My friend Jonathan runs a sawmill near Butser Hill. He manages Whitelands Wood, with its modern stands of ash and western red cedar climbing the northern flanks of the hill. He nurtures a few ancient yew trees in clearings. He delights in the wood's biodiversity. Old man's beard scrambles along the fences and up the trees; Roman snails still live in the rough chalky soil. Otherwise there are few traces of the ancient downland visible on old maps and which developed here since the Bronze Age. Constant grazing is just not practical. Times have changed.

Buried path - a former downland trackway, with flints and mosses underfoot

On Tuesday Jonathan and I drove to the Shepherd's Church at Didling, with his son Bede and grey, shaggy lurcher Beaumont for company. The chalk escarpment runs east-west here, fronted by a dark ribbon of woodland; its summits are green and bare. The church stands alone, surrounded by fields and is reached by a farm track, which becomes a footpath that continues towards Didling Hill. We paid our respects to this ancient shrine before walking on, with Beaumont trotting along in a universe of smells. The day was patchy sunlight with passing clouds. I became absorbed by the hill's wooded presence as we climbed towards it. Edward Thomas's words were flickering through my thoughts: old man's beard, 'that  hoar-green feathery herb' and how the scent of its shrivelled seed heads evoked unplaceable memories; the shell of 'a little snail bleached in the grass, chips of flint and mite of chalk'; the badger, 'that most ancient Briton of English beasts', dug from his sett and given to the hounds in a dark combe with 'sliding chalk by beech and yew and perishing juniper'.

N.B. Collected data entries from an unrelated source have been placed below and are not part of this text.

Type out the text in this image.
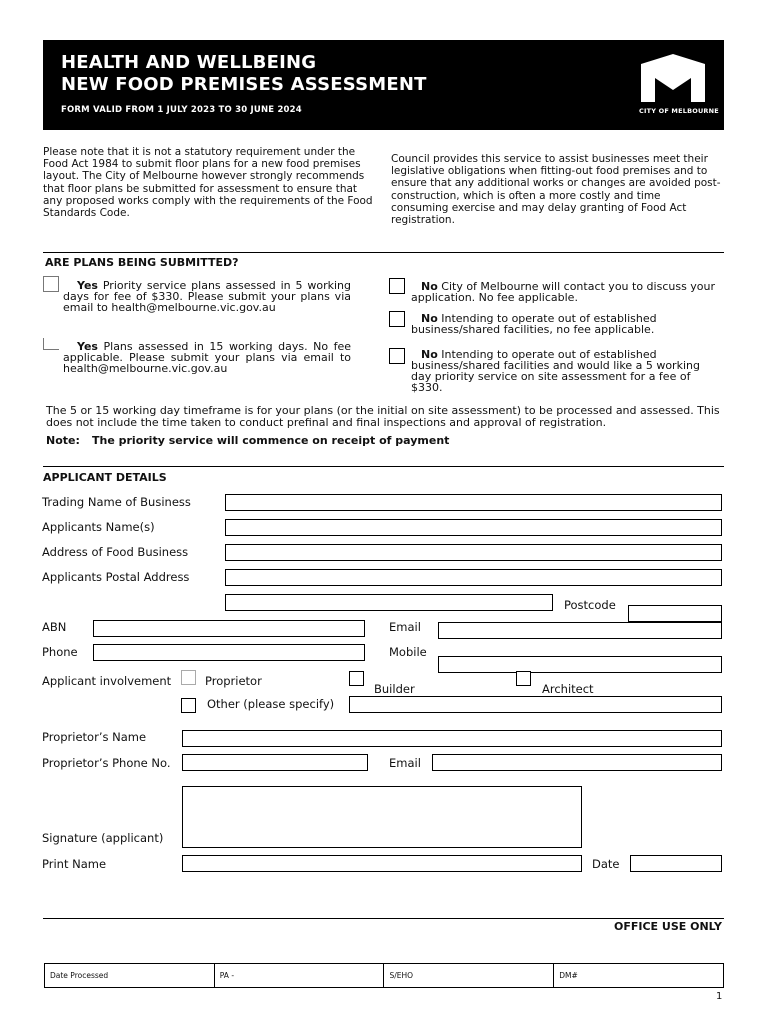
HEALTH AND WELLBEING
NEW FOOD PREMISES ASSESSMENT
FORM VALID FROM 1 JULY 2023 TO 30 JUNE 2024	CITY OF MELBOURNE
Please note that it is not a statutory requirement under the Food Act 1984 to submit floor plans for a new food premises layout. The City of Melbourne however strongly recommends that floor plans be submitted for assessment to ensure that any proposed works comply with the requirements of the Food Standards Code.
Council provides this service to assist businesses meet their legislative obligations when fitting-out food premises and to ensure that any additional works or changes are avoided post-construction, which is often a more costly and time consuming exercise and may delay granting of Food Act registration.
ARE PLANS BEING SUBMITTED?
Yes Priority service plans assessed in 5 working days for fee of $330. Please submit your plans via email to health@melbourne.vic.gov.au
Yes Plans assessed in 15 working days. No fee applicable. Please submit your plans via email to health@melbourne.vic.gov.au
No City of Melbourne will contact you to discuss your application. No fee applicable.
No Intending to operate out of established business/shared facilities, no fee applicable.
No Intending to operate out of established business/shared facilities and would like a 5 working day priority service on site assessment for a fee of $330.
The 5 or 15 working day timeframe is for your plans (or the initial on site assessment) to be processed and assessed. This does not include the time taken to conduct prefinal and final inspections and approval of registration.
Note: The priority service will commence on receipt of payment
APPLICANT DETAILS
Trading Name of Business
Applicants Name(s)
Address of Food Business
Applicants Postal Address
Postcode
ABN	Email
Phone	Mobile
Applicant involvement	Proprietor
Builder	Architect
Other (please specify)
Proprietor’s Name
Proprietor’s Phone No.	Email
Signature (applicant)
Print Name	Date
OFFICE USE ONLY
Date Processed	PA -	S/EHO	DM#
1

We passed a chalk pit; we entered the wood.

The world changed - ash and yew crowding around us. Deprived of grassy cover, the topsoil showed bare flint and chalk in the gloom beneath the trees, which the deer had browsed into a canopy just below head height. Brown and white earth from a badger's sett was mounded up between the roots of a large ash. A pile of yew seeds in various stages of decomposition marked a vole's winter feasting place. Beaumont was in his element, alert, alive and questing. We diverged from the path a bit, exploring tree bark with a forester's eye, reading the past written into its hard, rumpled textures. Jonathan noticed a scatter of prehistoric flint knapping debris underfoot, white shards glowing in tree shade - they would have been hidden by an overgrowth of turf had this been open downland. In places I found my feet struggling to grip on the sloping soil, the sliding chalk.

The old world of the downs finds shelter beneath the trees. Here, we move into a different, set-aside space on a north-facing scarp too steep for farming. Root and tree, teeth and fur, flint and bone; the smell of earth and vegetable decay; animal trails, invisible. The elder world seems closer here, with Thomas's sturdy footsteps close behind us and the whisper of corduroy as he walks past, struggling with his thoughts. He has a weekend's leave from the Army; he is walking to clear his head, clear the turbulence of a homecoming to his wife Helen and their three clamouring children ten miles way in the cottage at Steep. They only remember him as he was before he enlisted. He is walking to find the words he needs, to encounter places where his own nature can do its work of healing; he strides out to forget everything on earth 'except that it is lovelier than any mysteries'. He sees a fallow deer as it watches him under the trees; it stamps then runs. He finds himself alone.

We turned and left the wood.We hadn't even reached its upper margins, where open skies and downland begin - I don't know why: I would have relished a summit view. For some reason the wood had been enough, a saturation. Beaumont trotted on across the reseeded grass ley, indifferent to its green monoculture.

Meaning flourishes in spots of diversity in the landscape, like a 13th century flint church, a pile of yew seeds between the roots of a tree, or the smell of a badger.

Such things are worth walking to find.